The art of Kendrick Lamar’s music videos

Alex Hughes looks at how Kendrick Lamar achieves artistic music videos and pushes the medium to different levels.

Kendrick Lamar is by far one of the biggest rappers in the world right now and although his lyrics stand him out from the crowd, something that really makes him great is the artistry of his music videos.

To Pimp A Butterfly produced a set of visuals to match the imagination and ambition of Kendrick but when his fourth album DAMN rolled around he completely blew it out the water with next level visuals.

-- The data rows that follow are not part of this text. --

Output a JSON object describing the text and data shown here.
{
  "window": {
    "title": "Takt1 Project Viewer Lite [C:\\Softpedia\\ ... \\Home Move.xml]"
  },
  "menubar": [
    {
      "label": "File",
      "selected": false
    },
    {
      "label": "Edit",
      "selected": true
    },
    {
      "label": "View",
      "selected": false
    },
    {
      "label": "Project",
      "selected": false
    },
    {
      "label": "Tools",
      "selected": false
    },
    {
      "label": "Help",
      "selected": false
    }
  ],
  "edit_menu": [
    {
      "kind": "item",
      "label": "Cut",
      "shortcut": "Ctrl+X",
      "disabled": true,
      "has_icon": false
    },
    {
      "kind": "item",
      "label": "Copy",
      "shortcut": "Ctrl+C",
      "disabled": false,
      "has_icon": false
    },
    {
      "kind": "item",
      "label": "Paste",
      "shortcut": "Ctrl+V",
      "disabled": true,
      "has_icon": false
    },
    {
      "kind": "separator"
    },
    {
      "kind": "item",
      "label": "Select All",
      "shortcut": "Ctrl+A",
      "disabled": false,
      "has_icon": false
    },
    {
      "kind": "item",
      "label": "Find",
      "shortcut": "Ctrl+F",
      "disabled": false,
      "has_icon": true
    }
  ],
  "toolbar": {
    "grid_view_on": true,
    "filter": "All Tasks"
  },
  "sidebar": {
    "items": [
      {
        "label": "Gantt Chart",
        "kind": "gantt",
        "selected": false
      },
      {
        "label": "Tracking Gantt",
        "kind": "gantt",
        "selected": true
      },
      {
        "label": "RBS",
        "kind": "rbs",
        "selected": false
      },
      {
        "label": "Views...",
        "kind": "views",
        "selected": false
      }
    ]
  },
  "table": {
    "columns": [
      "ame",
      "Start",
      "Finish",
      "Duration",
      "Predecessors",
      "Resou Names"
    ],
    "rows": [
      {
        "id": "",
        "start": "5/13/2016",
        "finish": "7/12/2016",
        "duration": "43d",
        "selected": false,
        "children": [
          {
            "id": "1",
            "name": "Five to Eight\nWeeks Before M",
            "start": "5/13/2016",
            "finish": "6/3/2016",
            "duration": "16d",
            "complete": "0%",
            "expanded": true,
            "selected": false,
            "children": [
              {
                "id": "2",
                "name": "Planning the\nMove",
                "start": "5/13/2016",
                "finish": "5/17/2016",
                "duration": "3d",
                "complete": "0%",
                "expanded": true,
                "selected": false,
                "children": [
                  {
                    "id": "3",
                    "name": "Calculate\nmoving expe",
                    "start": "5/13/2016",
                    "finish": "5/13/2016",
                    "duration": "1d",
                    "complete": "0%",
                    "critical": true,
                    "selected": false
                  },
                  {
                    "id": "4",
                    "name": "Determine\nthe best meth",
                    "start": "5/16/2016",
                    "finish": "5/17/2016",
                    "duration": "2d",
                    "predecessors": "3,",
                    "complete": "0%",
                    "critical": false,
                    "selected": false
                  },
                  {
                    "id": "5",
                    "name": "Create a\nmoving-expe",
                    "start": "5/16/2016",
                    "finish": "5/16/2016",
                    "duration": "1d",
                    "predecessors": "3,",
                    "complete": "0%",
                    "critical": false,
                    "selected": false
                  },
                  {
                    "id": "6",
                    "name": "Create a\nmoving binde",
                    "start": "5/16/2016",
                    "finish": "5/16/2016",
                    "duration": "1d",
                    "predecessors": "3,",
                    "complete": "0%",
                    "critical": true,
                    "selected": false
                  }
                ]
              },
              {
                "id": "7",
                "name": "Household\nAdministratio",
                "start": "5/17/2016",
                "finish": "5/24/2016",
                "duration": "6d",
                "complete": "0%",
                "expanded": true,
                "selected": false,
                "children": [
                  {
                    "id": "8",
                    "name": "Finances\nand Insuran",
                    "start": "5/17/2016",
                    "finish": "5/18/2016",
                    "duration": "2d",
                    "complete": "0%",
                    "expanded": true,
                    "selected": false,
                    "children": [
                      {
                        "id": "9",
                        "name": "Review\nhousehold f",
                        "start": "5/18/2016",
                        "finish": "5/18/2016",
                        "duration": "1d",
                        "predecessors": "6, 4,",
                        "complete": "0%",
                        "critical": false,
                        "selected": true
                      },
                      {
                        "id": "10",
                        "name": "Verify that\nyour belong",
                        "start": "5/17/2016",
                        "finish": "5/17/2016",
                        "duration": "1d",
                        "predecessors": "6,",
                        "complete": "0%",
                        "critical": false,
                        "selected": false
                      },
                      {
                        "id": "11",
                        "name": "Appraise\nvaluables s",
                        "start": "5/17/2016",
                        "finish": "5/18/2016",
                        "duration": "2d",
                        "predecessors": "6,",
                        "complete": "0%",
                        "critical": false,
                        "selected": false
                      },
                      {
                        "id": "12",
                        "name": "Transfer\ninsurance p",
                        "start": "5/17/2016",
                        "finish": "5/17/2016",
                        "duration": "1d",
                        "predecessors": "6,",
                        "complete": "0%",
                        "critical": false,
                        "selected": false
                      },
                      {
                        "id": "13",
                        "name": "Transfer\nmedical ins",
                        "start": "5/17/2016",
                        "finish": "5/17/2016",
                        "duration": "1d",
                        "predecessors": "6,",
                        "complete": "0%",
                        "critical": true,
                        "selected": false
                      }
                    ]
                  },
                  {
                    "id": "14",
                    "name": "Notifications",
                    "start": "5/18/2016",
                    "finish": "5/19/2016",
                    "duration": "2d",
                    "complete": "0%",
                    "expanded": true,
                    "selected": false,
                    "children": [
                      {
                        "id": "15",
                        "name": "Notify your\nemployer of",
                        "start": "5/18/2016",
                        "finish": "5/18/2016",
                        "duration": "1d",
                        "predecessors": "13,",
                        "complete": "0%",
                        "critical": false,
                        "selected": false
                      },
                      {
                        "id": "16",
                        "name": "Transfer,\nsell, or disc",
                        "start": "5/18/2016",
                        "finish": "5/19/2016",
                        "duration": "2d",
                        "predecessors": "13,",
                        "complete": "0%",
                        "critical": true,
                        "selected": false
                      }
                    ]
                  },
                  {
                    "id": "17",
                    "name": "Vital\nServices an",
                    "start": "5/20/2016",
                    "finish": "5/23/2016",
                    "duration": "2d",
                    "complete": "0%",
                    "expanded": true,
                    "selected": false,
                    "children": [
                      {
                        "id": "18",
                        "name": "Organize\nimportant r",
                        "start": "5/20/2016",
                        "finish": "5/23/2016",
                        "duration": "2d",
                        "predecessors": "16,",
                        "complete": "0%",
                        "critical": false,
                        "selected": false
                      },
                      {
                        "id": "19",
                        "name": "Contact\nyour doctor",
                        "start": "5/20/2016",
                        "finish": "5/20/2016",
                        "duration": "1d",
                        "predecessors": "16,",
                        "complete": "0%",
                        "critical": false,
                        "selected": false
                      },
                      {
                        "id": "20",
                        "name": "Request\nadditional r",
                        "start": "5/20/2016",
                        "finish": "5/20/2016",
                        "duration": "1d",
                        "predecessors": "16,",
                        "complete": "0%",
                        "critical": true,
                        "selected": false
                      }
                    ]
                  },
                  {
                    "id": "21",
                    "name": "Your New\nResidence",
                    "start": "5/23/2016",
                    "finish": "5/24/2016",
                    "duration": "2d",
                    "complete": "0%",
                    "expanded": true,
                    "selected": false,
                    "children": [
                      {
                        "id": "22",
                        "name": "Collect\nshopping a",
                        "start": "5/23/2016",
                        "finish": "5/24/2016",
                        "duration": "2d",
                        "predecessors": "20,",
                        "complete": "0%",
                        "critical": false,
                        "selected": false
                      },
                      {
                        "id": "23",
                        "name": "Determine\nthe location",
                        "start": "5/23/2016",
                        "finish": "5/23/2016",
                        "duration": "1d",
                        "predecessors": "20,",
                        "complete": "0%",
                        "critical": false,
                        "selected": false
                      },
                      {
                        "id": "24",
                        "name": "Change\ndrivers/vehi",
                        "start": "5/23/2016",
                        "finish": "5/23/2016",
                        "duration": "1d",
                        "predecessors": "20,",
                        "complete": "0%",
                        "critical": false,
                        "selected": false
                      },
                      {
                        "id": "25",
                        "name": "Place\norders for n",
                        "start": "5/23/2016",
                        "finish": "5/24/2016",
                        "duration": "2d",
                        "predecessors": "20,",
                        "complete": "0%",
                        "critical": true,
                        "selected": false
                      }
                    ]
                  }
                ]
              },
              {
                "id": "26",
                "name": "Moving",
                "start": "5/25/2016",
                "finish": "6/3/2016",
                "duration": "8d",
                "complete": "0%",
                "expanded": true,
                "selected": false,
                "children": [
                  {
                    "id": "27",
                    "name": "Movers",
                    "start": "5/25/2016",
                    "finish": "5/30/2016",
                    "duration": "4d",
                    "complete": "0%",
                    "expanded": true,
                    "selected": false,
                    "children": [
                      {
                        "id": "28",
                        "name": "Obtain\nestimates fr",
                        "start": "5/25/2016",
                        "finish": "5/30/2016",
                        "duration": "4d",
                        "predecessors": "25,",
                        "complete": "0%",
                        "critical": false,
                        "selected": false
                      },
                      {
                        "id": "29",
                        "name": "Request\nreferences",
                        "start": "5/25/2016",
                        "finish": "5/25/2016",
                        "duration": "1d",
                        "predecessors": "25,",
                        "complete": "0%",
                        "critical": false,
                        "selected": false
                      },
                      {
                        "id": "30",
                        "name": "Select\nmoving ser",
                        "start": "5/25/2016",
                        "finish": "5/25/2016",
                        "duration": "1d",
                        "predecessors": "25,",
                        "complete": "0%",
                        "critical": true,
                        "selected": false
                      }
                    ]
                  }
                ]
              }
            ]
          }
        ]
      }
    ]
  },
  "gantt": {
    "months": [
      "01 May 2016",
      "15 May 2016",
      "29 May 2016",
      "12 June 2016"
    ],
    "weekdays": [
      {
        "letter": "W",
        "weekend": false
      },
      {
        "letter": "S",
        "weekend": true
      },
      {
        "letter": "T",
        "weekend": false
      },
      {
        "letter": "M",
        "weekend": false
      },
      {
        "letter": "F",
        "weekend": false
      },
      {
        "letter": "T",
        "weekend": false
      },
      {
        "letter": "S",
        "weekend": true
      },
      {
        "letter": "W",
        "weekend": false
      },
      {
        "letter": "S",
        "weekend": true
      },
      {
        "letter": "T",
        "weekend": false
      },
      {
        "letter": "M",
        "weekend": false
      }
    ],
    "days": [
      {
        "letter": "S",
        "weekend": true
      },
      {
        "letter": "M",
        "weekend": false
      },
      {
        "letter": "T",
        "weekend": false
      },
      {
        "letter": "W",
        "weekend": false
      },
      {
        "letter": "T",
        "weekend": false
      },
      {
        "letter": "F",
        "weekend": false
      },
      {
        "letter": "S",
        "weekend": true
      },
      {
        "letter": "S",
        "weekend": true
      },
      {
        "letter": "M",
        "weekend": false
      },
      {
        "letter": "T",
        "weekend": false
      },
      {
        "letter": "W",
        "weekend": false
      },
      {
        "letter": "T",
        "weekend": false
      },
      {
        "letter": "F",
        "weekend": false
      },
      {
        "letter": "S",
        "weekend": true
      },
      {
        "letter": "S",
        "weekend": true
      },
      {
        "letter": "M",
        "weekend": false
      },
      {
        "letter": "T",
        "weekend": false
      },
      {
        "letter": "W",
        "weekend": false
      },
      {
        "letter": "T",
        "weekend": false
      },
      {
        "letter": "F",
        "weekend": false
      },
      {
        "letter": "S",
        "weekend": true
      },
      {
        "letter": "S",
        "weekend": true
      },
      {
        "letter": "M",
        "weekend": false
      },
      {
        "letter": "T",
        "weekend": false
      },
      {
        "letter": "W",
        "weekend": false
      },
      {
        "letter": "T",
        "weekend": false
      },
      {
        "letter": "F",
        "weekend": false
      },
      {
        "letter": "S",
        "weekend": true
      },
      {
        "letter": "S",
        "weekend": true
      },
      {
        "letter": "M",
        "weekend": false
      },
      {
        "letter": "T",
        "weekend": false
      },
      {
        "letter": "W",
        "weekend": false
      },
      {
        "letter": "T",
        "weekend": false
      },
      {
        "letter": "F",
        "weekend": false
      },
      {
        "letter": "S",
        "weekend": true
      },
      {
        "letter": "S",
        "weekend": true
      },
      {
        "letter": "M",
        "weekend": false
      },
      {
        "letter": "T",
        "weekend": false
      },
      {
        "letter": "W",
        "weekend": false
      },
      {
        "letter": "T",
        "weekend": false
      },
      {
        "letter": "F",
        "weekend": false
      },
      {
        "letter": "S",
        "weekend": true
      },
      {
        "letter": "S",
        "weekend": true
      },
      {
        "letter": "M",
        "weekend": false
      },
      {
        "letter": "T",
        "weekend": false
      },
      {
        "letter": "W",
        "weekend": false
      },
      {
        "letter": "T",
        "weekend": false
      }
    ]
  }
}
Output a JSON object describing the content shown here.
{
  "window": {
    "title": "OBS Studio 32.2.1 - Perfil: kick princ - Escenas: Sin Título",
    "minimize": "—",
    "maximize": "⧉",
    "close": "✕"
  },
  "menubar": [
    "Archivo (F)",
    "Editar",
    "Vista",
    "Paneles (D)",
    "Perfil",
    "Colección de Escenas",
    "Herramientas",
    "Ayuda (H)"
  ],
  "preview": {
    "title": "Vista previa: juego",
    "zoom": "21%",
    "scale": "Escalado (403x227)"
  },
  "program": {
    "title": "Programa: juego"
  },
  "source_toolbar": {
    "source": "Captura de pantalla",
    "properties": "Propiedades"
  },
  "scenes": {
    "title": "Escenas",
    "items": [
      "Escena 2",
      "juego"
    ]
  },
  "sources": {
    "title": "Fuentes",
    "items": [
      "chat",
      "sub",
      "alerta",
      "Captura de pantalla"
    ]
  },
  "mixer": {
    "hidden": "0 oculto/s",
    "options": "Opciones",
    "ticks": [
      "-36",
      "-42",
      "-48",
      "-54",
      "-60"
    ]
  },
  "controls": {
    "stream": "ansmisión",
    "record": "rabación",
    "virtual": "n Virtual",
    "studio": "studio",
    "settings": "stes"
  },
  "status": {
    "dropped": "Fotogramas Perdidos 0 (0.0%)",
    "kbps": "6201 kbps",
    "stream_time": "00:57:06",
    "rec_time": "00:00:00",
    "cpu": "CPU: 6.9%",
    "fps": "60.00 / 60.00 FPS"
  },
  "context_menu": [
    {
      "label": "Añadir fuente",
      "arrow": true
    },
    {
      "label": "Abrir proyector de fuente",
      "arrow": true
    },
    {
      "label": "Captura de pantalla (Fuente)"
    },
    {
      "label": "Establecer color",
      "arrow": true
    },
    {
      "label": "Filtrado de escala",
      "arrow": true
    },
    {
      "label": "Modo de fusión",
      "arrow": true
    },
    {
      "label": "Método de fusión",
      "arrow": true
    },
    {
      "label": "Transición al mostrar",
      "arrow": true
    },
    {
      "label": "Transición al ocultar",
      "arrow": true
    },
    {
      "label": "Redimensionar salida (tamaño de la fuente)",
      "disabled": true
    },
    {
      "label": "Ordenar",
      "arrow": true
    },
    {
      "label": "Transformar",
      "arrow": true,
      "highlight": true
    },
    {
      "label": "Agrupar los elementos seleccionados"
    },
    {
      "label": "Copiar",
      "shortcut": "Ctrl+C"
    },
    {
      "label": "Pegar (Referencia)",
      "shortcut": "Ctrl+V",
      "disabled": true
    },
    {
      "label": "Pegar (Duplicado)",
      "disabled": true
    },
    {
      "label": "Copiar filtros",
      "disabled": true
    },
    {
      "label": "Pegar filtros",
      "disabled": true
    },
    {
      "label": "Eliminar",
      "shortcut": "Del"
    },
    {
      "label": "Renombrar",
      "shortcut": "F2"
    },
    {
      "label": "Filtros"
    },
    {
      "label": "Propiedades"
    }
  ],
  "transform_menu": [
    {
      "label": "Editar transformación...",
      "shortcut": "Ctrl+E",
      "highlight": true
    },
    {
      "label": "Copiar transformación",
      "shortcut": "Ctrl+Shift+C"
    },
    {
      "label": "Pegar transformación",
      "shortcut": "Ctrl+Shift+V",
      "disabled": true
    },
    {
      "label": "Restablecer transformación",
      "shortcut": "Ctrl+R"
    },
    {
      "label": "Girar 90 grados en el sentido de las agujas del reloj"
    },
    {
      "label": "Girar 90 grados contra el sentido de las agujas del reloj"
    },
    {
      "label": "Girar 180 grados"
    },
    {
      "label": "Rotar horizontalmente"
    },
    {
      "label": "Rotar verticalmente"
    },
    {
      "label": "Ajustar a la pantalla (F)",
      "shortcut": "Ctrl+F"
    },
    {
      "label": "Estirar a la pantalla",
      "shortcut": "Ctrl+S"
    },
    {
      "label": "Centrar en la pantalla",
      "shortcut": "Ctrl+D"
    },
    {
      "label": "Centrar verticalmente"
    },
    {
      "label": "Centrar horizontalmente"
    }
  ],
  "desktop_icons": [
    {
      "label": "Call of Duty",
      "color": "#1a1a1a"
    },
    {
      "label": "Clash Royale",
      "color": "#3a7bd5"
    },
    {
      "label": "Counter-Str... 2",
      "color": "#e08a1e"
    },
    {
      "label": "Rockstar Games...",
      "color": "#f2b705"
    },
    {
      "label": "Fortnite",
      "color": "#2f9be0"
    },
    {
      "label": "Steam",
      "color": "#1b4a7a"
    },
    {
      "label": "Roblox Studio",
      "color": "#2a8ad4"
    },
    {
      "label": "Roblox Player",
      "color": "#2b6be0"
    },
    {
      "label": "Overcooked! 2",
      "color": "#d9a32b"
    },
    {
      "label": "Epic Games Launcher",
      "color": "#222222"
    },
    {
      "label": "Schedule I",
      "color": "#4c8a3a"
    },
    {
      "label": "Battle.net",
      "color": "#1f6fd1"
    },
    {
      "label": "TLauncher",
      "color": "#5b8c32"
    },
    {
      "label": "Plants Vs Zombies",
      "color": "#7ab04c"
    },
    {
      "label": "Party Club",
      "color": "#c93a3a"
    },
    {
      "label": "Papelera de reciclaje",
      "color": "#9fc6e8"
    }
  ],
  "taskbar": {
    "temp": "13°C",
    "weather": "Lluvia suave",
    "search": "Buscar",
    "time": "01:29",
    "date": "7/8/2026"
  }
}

Two music videos from his new album really stand out, these two songs are HUMBLE and ELEMENT. HUMBLE was the first music video from the album to drop, directed by Dave-Meyers, it features rapidly changing shots ranging from Lamar as a young pope, the last supper and him playing golf on top of a car. The thing that really stands out about this music video in my eyes is the creativity of every shot, there is no boring scene, every section carries a meaning and pushes the boundaries of the common music video.

The other video that stands out is ELEMENT which is Directed by Jonas Lindstroem.  It is a lot like a video previously created by Lindstroem called ‘Truth or Dare’ which is a short video featuring rapidly changing shots trying to show a story in a single scene lasting only a few seconds. In Element this ability to show a story in a shot is swapped out to show the story of violence, each image in Element depicts a story of violence in some way through a single shot lasting only a few seconds. Violence is a theme Lamar has explored throughout his career from every angle but never has he explored it so artistically like he does here.

A few of the shots from ELEMENT are direct references to the work of a photojournalist known as Gordon Parks. Parks was one of the first well-known photographers to capture life as a black person in America for a wider audience. Parks was celebrated for his ability to get close to his subjects and show their story in a single image, something that Lamar has replicated here. This alignment in the images and the ideas demonstrates a shared goal between their work, highlighting his community with clearness, highlighting issues of violence and racism in America.

Element exceeds the level of what most music videos do, it is not a story to accompany the song or even just shots of the artist rapping, it is an art form used to express his message and a lens into the world of violence and racism.